Fonctionnement, sécurité, efficacité... Tout ce qu'il faut savoir avant de scanner un QR code avec TousAntiCovid dans un restaurant
A partir du 9 juin, pour accéder à l'intérieur d'un restaurant, d'un bar ou d'une salle de sports, les clients devront communiquer leurs coordonnées ou utiliser l'application TousAntiCovid.
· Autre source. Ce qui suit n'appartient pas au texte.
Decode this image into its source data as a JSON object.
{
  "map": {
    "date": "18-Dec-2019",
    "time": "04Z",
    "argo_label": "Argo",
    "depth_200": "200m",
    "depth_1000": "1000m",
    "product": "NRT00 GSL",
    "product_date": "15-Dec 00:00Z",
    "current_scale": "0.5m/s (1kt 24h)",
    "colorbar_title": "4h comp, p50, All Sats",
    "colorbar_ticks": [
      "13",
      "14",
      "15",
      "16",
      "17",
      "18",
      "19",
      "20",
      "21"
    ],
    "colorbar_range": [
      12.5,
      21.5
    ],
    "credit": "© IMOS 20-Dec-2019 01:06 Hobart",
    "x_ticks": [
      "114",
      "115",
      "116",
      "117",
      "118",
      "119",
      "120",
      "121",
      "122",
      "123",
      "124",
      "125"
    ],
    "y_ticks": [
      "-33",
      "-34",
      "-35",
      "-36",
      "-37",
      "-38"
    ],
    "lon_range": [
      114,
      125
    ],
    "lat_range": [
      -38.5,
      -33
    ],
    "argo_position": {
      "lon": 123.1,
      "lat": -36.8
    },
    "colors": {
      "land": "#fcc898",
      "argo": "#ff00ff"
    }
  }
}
Boire un coup à l'abri des intempéries, c'est pour demain. A partir du mercredi 9 juin, de nombreux lieux fermés depuis des mois, comme les salles de sports ou les bars, pourront à nouveau accueillir du public en intérieur. Mais cette réouverture s'accompagne d'un protocole sanitaire supplémentaire : pour accéder à ces lieux clos, il sera nécessaire de s'inscrire dans un carnet permettant d'être contacté en cas de contamination.
Déjà expérimentée à l'automne dernier, cette mesure se modernise avec l'arrivée de l'été, puisque vous pourrez utiliser l'application TousAntiCovid pour scanner un QR code dans ces établissements. Attention : ce système est différent de celui du pass sanitaire, qui vise à attester d'une vaccination, d'un test de dépistage négatif ou d'un rétablissement du Covid-19 pour accéder à certains grands événements.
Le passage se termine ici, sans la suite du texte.